And Minks says there's no force of law so it would be all good
 

2minkey

bootlicker
i didn't say there was no force of law. i said that you weren't being forced at gun point. how many people have been rounded up and shot because of this? zero.

it's a stupid law and impacted companies should challenge it. bush should not have signed it.
 

Winky

Well-Known Member
so not paying the fines will result in no consequences?
or will these companies just pay the fines?
 

Winky

Well-Known Member
Your government run amok

and pass the costs along to the consumer?

oh yeah


Koolaid.jpg
 

2minkey

bootlicker
if they were smart they would manipulate the media to get behind their cause. and to destroy *ron paul* while they are at it.
 

2minkey

bootlicker
What other method of enforcement does government have?
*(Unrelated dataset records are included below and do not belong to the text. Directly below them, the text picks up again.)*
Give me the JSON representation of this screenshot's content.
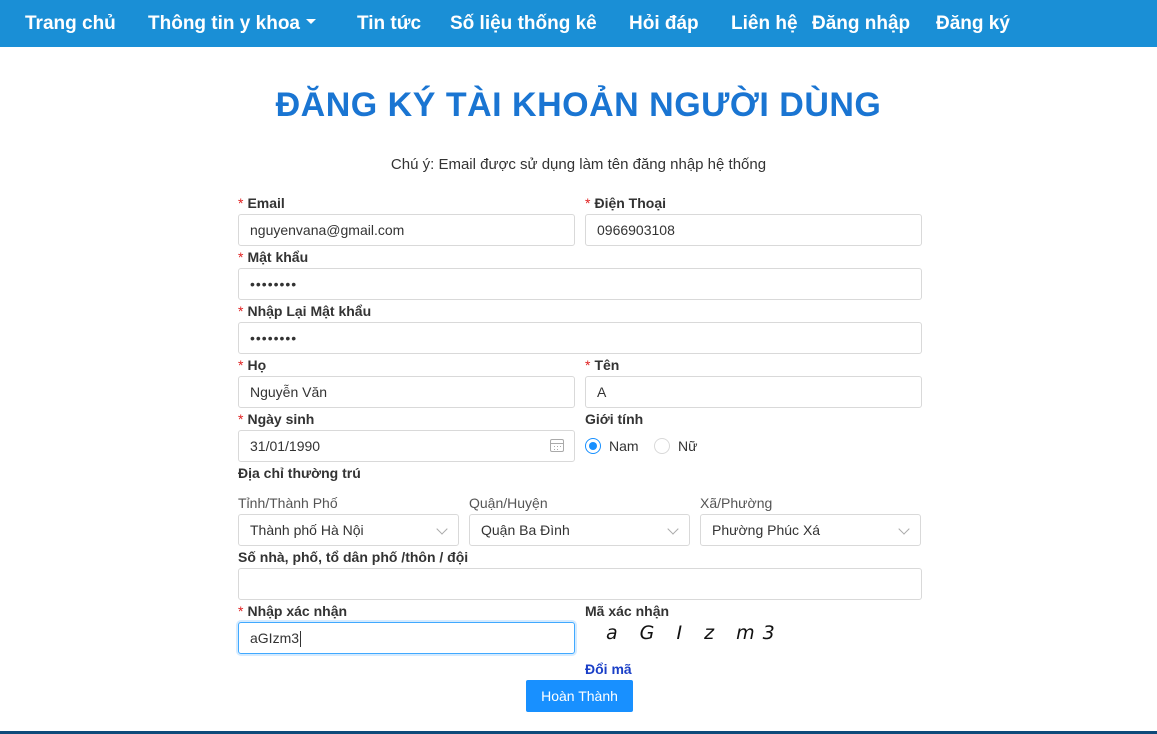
{
  "nav": {
    "home": "Trang chủ",
    "medical_info": "Thông tin y khoa",
    "news": "Tin tức",
    "statistics": "Số liệu thống kê",
    "qa": "Hỏi đáp",
    "contact": "Liên hệ",
    "login": "Đăng nhập",
    "register": "Đăng ký"
  },
  "page": {
    "title": "ĐĂNG KÝ TÀI KHOẢN NGƯỜI DÙNG",
    "notice": "Chú ý: Email được sử dụng làm tên đăng nhập hệ thống",
    "required_mark": "*"
  },
  "form": {
    "email": {
      "label": "Email",
      "value": "nguyenvana@gmail.com"
    },
    "phone": {
      "label": "Điện Thoại",
      "value": "0966903108"
    },
    "password": {
      "label": "Mật khẩu",
      "value": "••••••••"
    },
    "confirm_password": {
      "label": "Nhập Lại Mật khẩu",
      "value": "••••••••"
    },
    "last_name": {
      "label": "Họ",
      "value": "Nguyễn Văn"
    },
    "first_name": {
      "label": "Tên",
      "value": "A"
    },
    "birthday": {
      "label": "Ngày sinh",
      "value": "31/01/1990"
    },
    "gender": {
      "label": "Giới tính",
      "male": "Nam",
      "female": "Nữ",
      "selected": "Nam"
    },
    "address": {
      "label": "Địa chỉ thường trú",
      "province": {
        "label": "Tỉnh/Thành Phố",
        "value": "Thành phố Hà Nội"
      },
      "district": {
        "label": "Quận/Huyện",
        "value": "Quận Ba Đình"
      },
      "ward": {
        "label": "Xã/Phường",
        "value": "Phường Phúc Xá"
      },
      "street": {
        "label": "Số nhà, phố, tổ dân phố /thôn / đội",
        "value": ""
      }
    },
    "captcha_input": {
      "label": "Nhập xác nhận",
      "value": "aGIzm3"
    },
    "captcha": {
      "label": "Mã xác nhận",
      "code": "a G I z m3",
      "refresh": "Đổi mã"
    },
    "submit": "Hoàn Thành"
  }
}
bugging the shit out of you with nauseating formalities. ever been through a corporate audit? those people are parasites of the worst tiny-penis-bearer type. this is where petty, underachieving beancounters go: the IRS. of course there are many asshole accountants in private practice as well. that's it. i'm having a moment of clarity. i hate accountants. they are the most vile beings the universe has ever known.

right.

this isn't to dismiss all gov employees as dickwads. the people at the local clerk's office are nice. slow as fuck. but nice. similar to a stoned teenager working at burger king. okay not all of 'em. some can count to five successfully. i'd say they're about one rung below most truckers i've met HA HA HA HA (sorry, just joking... ha...)
 

Winky

Well-Known Member
at least the stoned teenager will hand you your happymeal
all the government leeches do is suck the life's blood out of you
and not even a reach around?
 

Winky

Well-Known Member
Thanks to Osama the Keystone pipeline was built dropping gasoline is below three bucks a gallon here.
Next thing you know I'll have free healthcare?